BOINC — Volunteer Computing
Research at Oxford has contributed to the development of the current version of BOINC, a technology to enable secure volunteer computing. This was done as part of the climateprediction.net project which is currently managed as CPDN (Climate Predication Dot Net) through the Oxford e-Research centre supporting international climate modelling. CPDN models climate change using donated cycles on users' computers, with almost 700,000 users registered by 2013. Significant work to develop the technology BOINC in this project has enabled scientists to embrace volunteer computing to solve scientific modelling challenges and BOINC has become recognised as the key open-source resource for volunteer computing, supporting significant international scientific endeavours.
Today is the 4th anniversary of the BOINC-based CPDN, and I'd like to congratulate and thank all the people at Oxford who made it happen, and all the volunteers who courageously ran huge climate models on their PCs. CPDN has been a huge success. There's no more worthwhile scientific goal than investigating the fate of Earth, and CPDN has made critical contributions to this investigation. David Anderson, Director of the BOINC Project, Univ. of California, Berkeley on the 4th anniversary of CPDN.

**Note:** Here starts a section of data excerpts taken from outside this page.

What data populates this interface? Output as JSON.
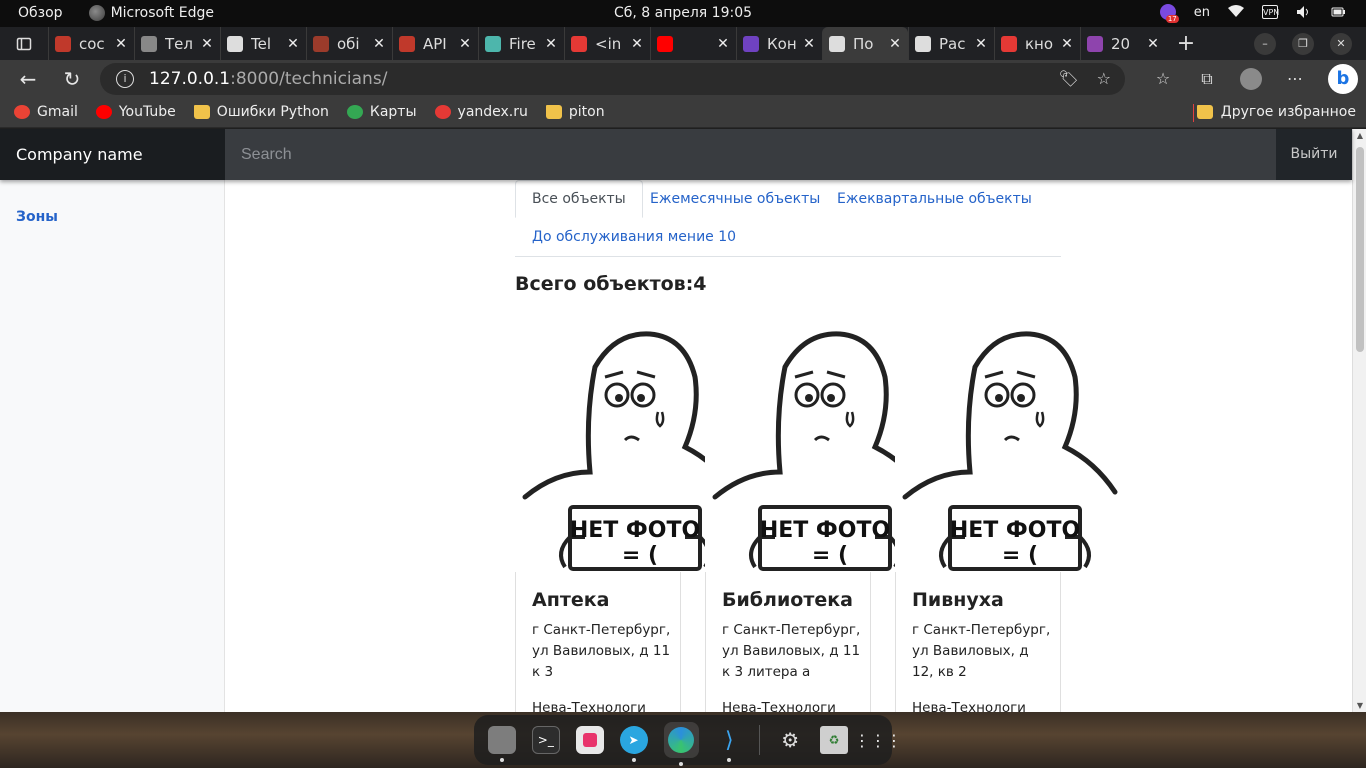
{
  "os_topbar": {
    "overview": "Обзор",
    "app_name": "Microsoft Edge",
    "datetime": "Сб, 8 апреля  19:05",
    "notification_count": "17",
    "language": "en",
    "vpn": "VPN"
  },
  "tabs": [
    {
      "title": "сос",
      "color": "#c0392b"
    },
    {
      "title": "Тел",
      "color": "#888888"
    },
    {
      "title": "Tel",
      "color": "#dddddd"
    },
    {
      "title": "обі",
      "color": "#9b3b2b"
    },
    {
      "title": "API",
      "color": "#c0392b"
    },
    {
      "title": "Fire",
      "color": "#4db6ac"
    },
    {
      "title": "<in",
      "color": "#e53935"
    },
    {
      "title": "",
      "color": "#ff0000"
    },
    {
      "title": "Кон",
      "color": "#6f42c1"
    },
    {
      "title": "По",
      "color": "#dddddd"
    },
    {
      "title": "Рас",
      "color": "#dddddd"
    },
    {
      "title": "кно",
      "color": "#e53935"
    },
    {
      "title": "20",
      "color": "#8e44ad"
    }
  ],
  "address": {
    "host": "127.0.0.1",
    "rest": ":8000/technicians/"
  },
  "bookmarks": [
    {
      "label": "Gmail",
      "color": "#ea4335"
    },
    {
      "label": "YouTube",
      "color": "#ff0000"
    },
    {
      "label": "Ошибки Python",
      "color": "#f0c24a"
    },
    {
      "label": "Карты",
      "color": "#34a853"
    },
    {
      "label": "yandex.ru",
      "color": "#e53935"
    },
    {
      "label": "piton",
      "color": "#f0c24a"
    }
  ],
  "other_bookmarks": "Другое избранное",
  "app": {
    "brand": "Company name",
    "search_placeholder": "Search",
    "signout": "Выйти",
    "sidebar_link": "Зоны",
    "nav_tabs": [
      "Все объекты",
      "Ежемесячные объекты",
      "Ежеквартальные объекты",
      "До обслуживания мение 10"
    ],
    "active_tab": "Все объекты",
    "total": "Всего объектов:4",
    "no_photo_line1": "НЕТ ФОТО",
    "no_photo_line2": "= (",
    "cards": [
      {
        "name": "Аптека",
        "address": "г Санкт-Петербург, ул Вавиловых, д 11 к 3",
        "org": "Нева-Технологи"
      },
      {
        "name": "Библиотека",
        "address": "г Санкт-Петербург, ул Вавиловых, д 11 к 3 литера а",
        "org": "Нева-Технологи"
      },
      {
        "name": "Пивнуха",
        "address": "г Санкт-Петербург, ул Вавиловых, д 12, кв 2",
        "org": "Нева-Технологи"
      }
    ]
  },
  "dock_apps": [
    "files",
    "terminal",
    "software-center",
    "telegram",
    "edge",
    "vscode",
    "settings",
    "trash",
    "app-grid"
  ]
}
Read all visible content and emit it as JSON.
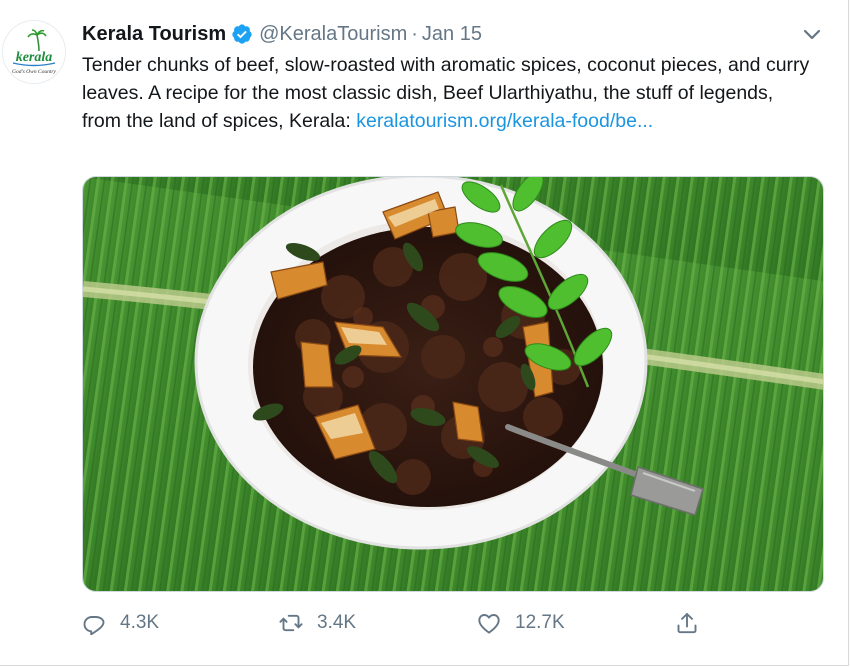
{
  "tweet": {
    "author_name": "Kerala Tourism",
    "handle": "@KeralaTourism",
    "separator": "·",
    "date": "Jan 15",
    "text": "Tender chunks of beef, slow-roasted with aromatic spices, coconut pieces, and curry leaves. A recipe for the most classic dish, Beef Ularthiyathu, the stuff of legends, from the land of spices, Kerala: ",
    "link_text": "keralatourism.org/kerala-food/be...",
    "verified": true
  },
  "avatar": {
    "brand": "kerala",
    "tagline": "God's Own Country"
  },
  "actions": {
    "reply_count": "4.3K",
    "retweet_count": "3.4K",
    "like_count": "12.7K"
  },
  "colors": {
    "link": "#1b95e0",
    "verified": "#1da1f2",
    "muted": "#657786",
    "text": "#14171a"
  },
  "icons": [
    "kerala-logo",
    "verified-badge-icon",
    "chevron-down-icon",
    "reply-icon",
    "retweet-icon",
    "like-icon",
    "share-icon"
  ]
}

The early work on distributed computing and security for climateprediction.net in Oxford was initially led by Andrew Martin and Andrew Simpson. After developing prototypes using a local bespoke application platform, the insights and longer-term development were transferred to the BOINC platform in collaboration with its originators at Berkeley. This switch enabled the uptake of the technology to grow enormously, with community users confident of its ability to harvest compute cycles without compromising the security of their PCs, as well as modellers able to develop more complex codes to run out in the community and return timely results. It enabled the public to engage in science in a way which had not been achieved before with thousands of users observing a changing globe graphic on their machines showing the results of their own models running on behalf of the climate scientists. CPDN was and still is producing climate modelling results which are used by the Met Office.
BOINC remains managed as a community-developed tool out of Berkeley. Oxford's contribution is acknowledged by the now head of this group. BOINC is now widely used by scientific communities across the world. According to www.boincstats.com 2,599,338 have installed the BOINC software on their machines and there are currently 272,459 active users. The global reach of the CPDN project using BOINC is significant.

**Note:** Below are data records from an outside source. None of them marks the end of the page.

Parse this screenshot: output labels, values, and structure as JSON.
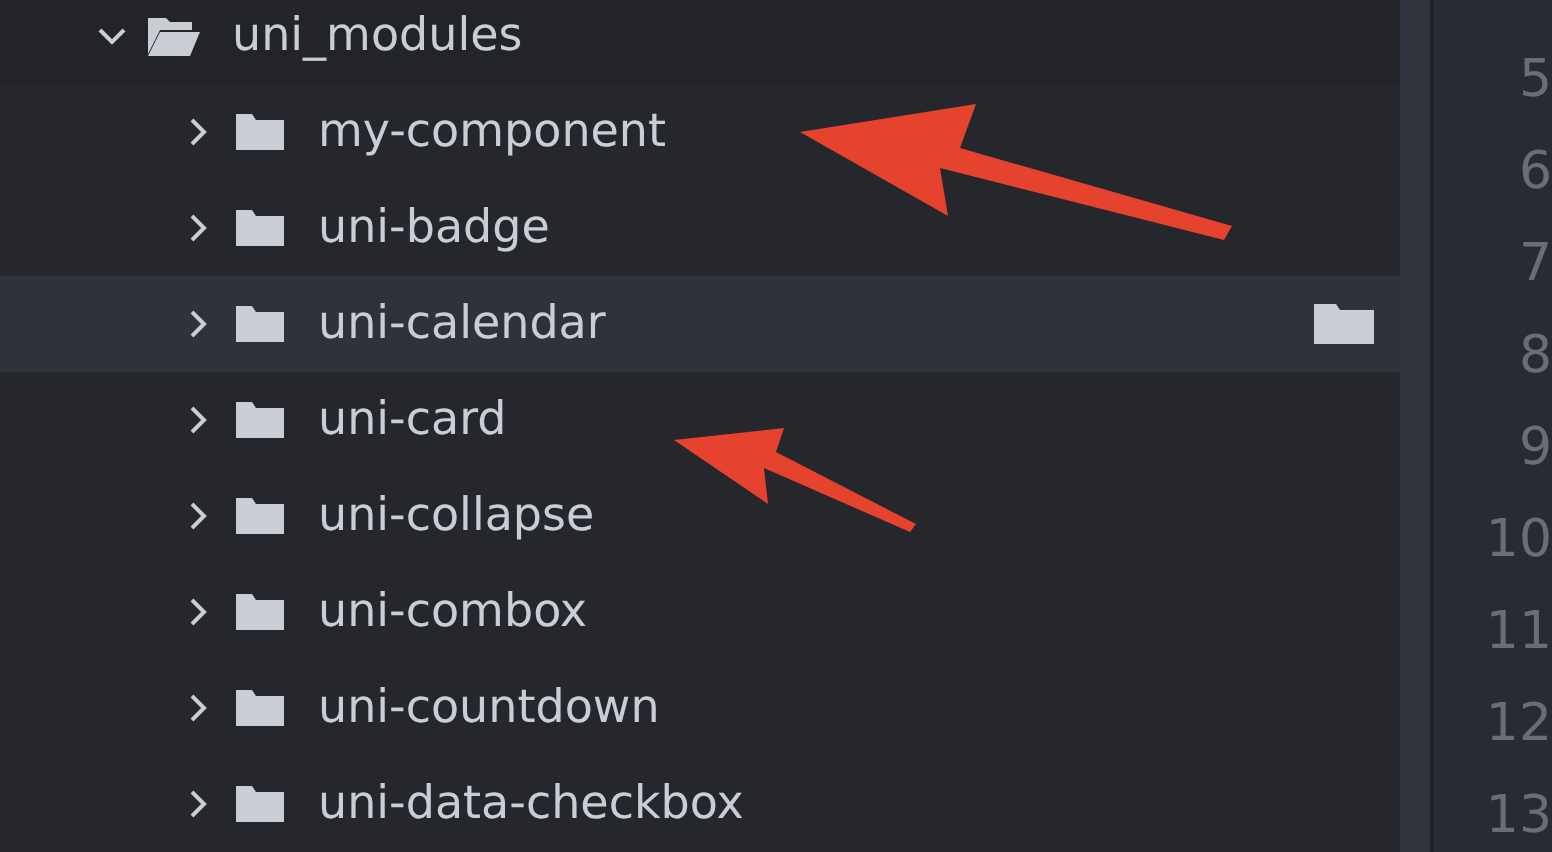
{
  "tree": {
    "name": "uni_modules",
    "expanded": true,
    "hovered": false,
    "children": [
      {
        "name": "my-component",
        "expanded": false,
        "hovered": false
      },
      {
        "name": "uni-badge",
        "expanded": false,
        "hovered": false
      },
      {
        "name": "uni-calendar",
        "expanded": false,
        "hovered": true
      },
      {
        "name": "uni-card",
        "expanded": false,
        "hovered": false
      },
      {
        "name": "uni-collapse",
        "expanded": false,
        "hovered": false
      },
      {
        "name": "uni-combox",
        "expanded": false,
        "hovered": false
      },
      {
        "name": "uni-countdown",
        "expanded": false,
        "hovered": false
      },
      {
        "name": "uni-data-checkbox",
        "expanded": false,
        "hovered": false
      }
    ]
  },
  "gutter": {
    "line_numbers": [
      "5",
      "6",
      "7",
      "8",
      "9",
      "10",
      "11",
      "12",
      "13"
    ]
  }
}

The 20,000 active users contribute approximately 27,000 active hosts, with a combined power of 35 TFlops. Of the 82 BOINC projects, in May 2012 climateprediction.net was the 4th most popular by work-units in progress and 5th in attrac$ Over 129 million simulation-years have been performed since the project's inception and registered users are located in 221 countries. Although the project has been running since Sept 2003, 9 of the 10 busiest days have been since Jan 2008 and currently around 30-40 new users join each day. Since 2008, over 100,000 users have joined and over 60% of the total computational cycles in the project have been donated. Since 2008, 40,702 distinct individual users have successfully completed one or more model simulations. The computing time required for all the model simulations run successfully since 2008 is equivalent to a 32,220 core machine running full time for one year and producing 100% successful results. An estimate of the value of this CPU time is $22.5M, based on the rate of the Amazon Elastic Compute Cloud Standard Spot Instance ($0.08/hour default).

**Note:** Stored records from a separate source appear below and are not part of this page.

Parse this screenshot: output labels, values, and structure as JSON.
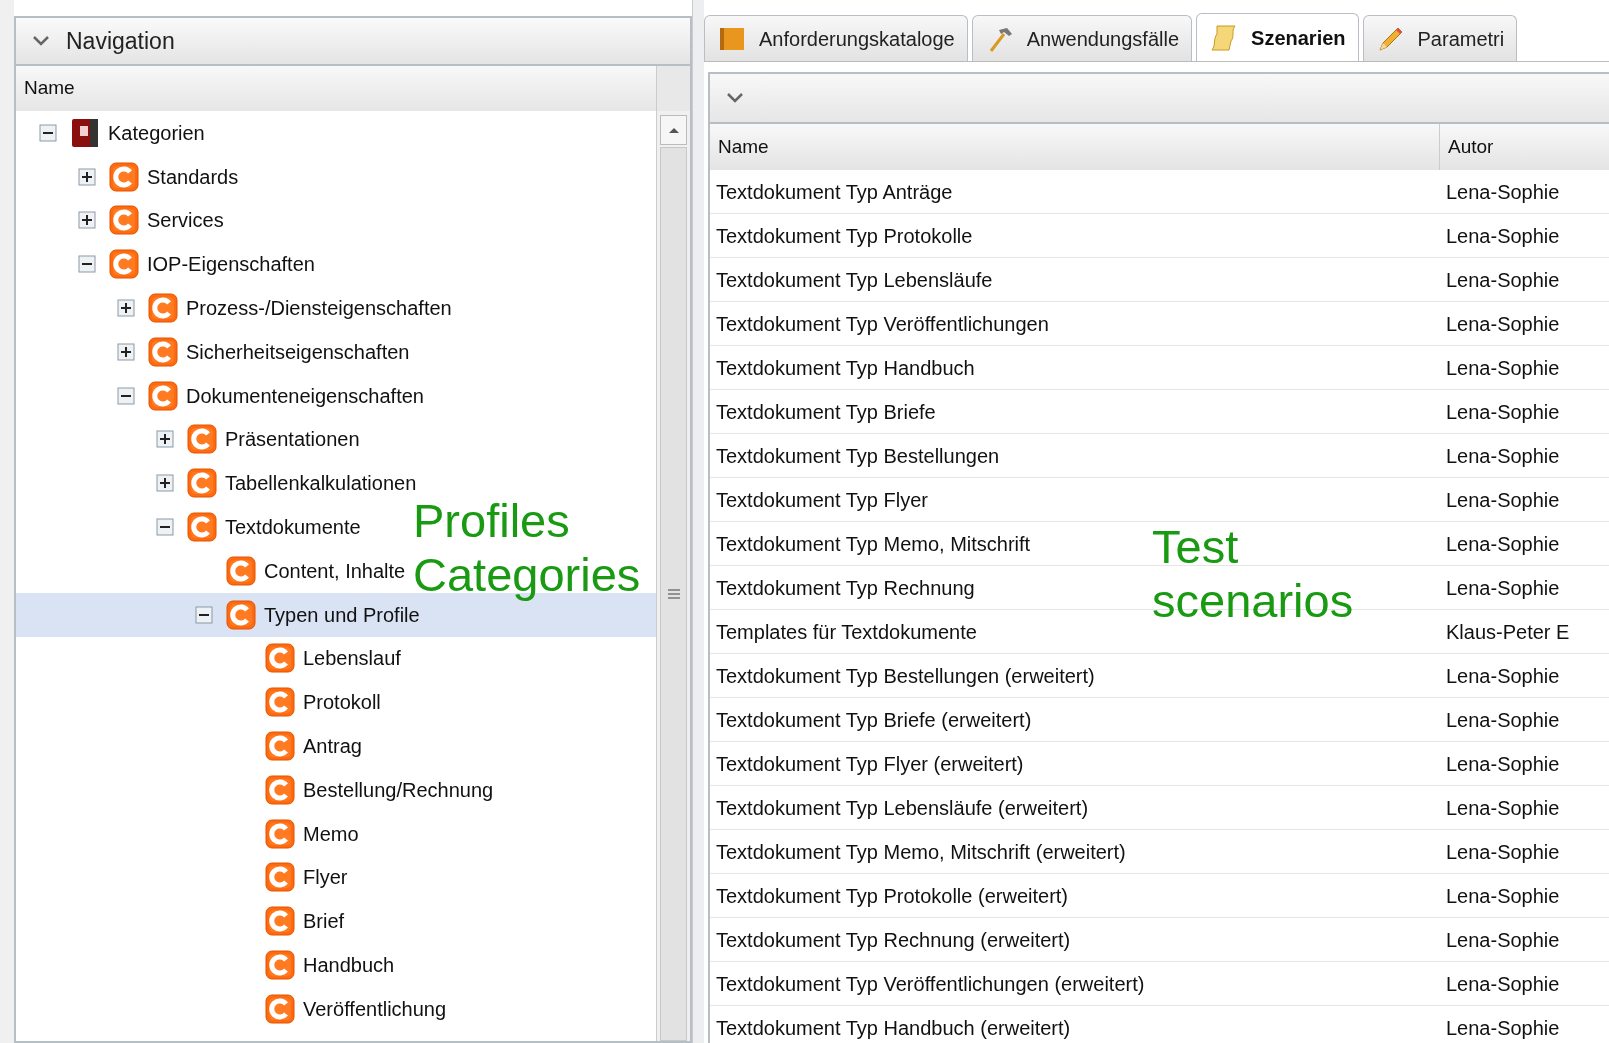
{
  "navigation": {
    "title": "Navigation",
    "expanded": true,
    "column": "Name",
    "tree": [
      {
        "label": "Kategorien",
        "kind": "root",
        "expanded": true,
        "selected": false,
        "children": [
          {
            "label": "Standards",
            "kind": "category",
            "expanded": false,
            "selected": false
          },
          {
            "label": "Services",
            "kind": "category",
            "expanded": false,
            "selected": false
          },
          {
            "label": "IOP-Eigenschaften",
            "kind": "category",
            "expanded": true,
            "selected": false,
            "children": [
              {
                "label": "Prozess-/Diensteigenschaften",
                "kind": "category",
                "expanded": false,
                "selected": false
              },
              {
                "label": "Sicherheitseigenschaften",
                "kind": "category",
                "expanded": false,
                "selected": false
              },
              {
                "label": "Dokumenteneigenschaften",
                "kind": "category",
                "expanded": true,
                "selected": false,
                "children": [
                  {
                    "label": "Präsentationen",
                    "kind": "category",
                    "expanded": false,
                    "selected": false
                  },
                  {
                    "label": "Tabellenkalkulationen",
                    "kind": "category",
                    "expanded": false,
                    "selected": false
                  },
                  {
                    "label": "Textdokumente",
                    "kind": "category",
                    "expanded": true,
                    "selected": false,
                    "children": [
                      {
                        "label": "Content, Inhalte",
                        "kind": "category",
                        "selected": false
                      },
                      {
                        "label": "Typen und Profile",
                        "kind": "category",
                        "expanded": true,
                        "selected": true,
                        "children": [
                          {
                            "label": "Lebenslauf",
                            "kind": "category",
                            "selected": false
                          },
                          {
                            "label": "Protokoll",
                            "kind": "category",
                            "selected": false
                          },
                          {
                            "label": "Antrag",
                            "kind": "category",
                            "selected": false
                          },
                          {
                            "label": "Bestellung/Rechnung",
                            "kind": "category",
                            "selected": false
                          },
                          {
                            "label": "Memo",
                            "kind": "category",
                            "selected": false
                          },
                          {
                            "label": "Flyer",
                            "kind": "category",
                            "selected": false
                          },
                          {
                            "label": "Brief",
                            "kind": "category",
                            "selected": false
                          },
                          {
                            "label": "Handbuch",
                            "kind": "category",
                            "selected": false
                          },
                          {
                            "label": "Veröffentlichung",
                            "kind": "category",
                            "selected": false
                          }
                        ]
                      }
                    ]
                  }
                ]
              }
            ]
          }
        ]
      }
    ]
  },
  "tabs": [
    {
      "label": "Anforderungskataloge",
      "kind": "catalog",
      "selected": false
    },
    {
      "label": "Anwendungsfälle",
      "kind": "hammer",
      "selected": false
    },
    {
      "label": "Szenarien",
      "kind": "scroll",
      "selected": true
    },
    {
      "label": "Parametri",
      "kind": "pencil",
      "selected": false
    }
  ],
  "table": {
    "columns": [
      "Name",
      "Autor"
    ],
    "rows": [
      [
        "Textdokument Typ Anträge",
        "Lena-Sophie"
      ],
      [
        "Textdokument Typ Protokolle",
        "Lena-Sophie"
      ],
      [
        "Textdokument Typ Lebensläufe",
        "Lena-Sophie"
      ],
      [
        "Textdokument Typ Veröffentlichungen",
        "Lena-Sophie"
      ],
      [
        "Textdokument Typ Handbuch",
        "Lena-Sophie"
      ],
      [
        "Textdokument Typ Briefe",
        "Lena-Sophie"
      ],
      [
        "Textdokument Typ Bestellungen",
        "Lena-Sophie"
      ],
      [
        "Textdokument Typ Flyer",
        "Lena-Sophie"
      ],
      [
        "Textdokument Typ Memo, Mitschrift",
        "Lena-Sophie"
      ],
      [
        "Textdokument Typ Rechnung",
        "Lena-Sophie"
      ],
      [
        "Templates für Textdokumente",
        "Klaus-Peter E"
      ],
      [
        "Textdokument Typ Bestellungen (erweitert)",
        "Lena-Sophie"
      ],
      [
        "Textdokument Typ Briefe (erweitert)",
        "Lena-Sophie"
      ],
      [
        "Textdokument Typ Flyer (erweitert)",
        "Lena-Sophie"
      ],
      [
        "Textdokument Typ Lebensläufe (erweitert)",
        "Lena-Sophie"
      ],
      [
        "Textdokument Typ Memo, Mitschrift (erweitert)",
        "Lena-Sophie"
      ],
      [
        "Textdokument Typ Protokolle (erweitert)",
        "Lena-Sophie"
      ],
      [
        "Textdokument Typ Rechnung (erweitert)",
        "Lena-Sophie"
      ],
      [
        "Textdokument Typ Veröffentlichungen (erweitert)",
        "Lena-Sophie"
      ],
      [
        "Textdokument Typ Handbuch (erweitert)",
        "Lena-Sophie"
      ]
    ]
  },
  "annotations": [
    {
      "lines": [
        "Profiles",
        "Categories"
      ]
    },
    {
      "lines": [
        "Test",
        "scenarios"
      ]
    }
  ]
}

It is estimated that the total CPU time (in seconds) donated to run models using BOINC is 1,016,099,474,571 seconds. This is equal to 32,220 years of CPU time (equivalent to running a 32,220 core machine full-time for one year). The examples above are indicative of how BOINC and 'citizen science' has enabled the public to engage with science and to assist with the scientific breakthroughs achievable by using knowledge and modelling to drive experimental activity this reducing experimental costs.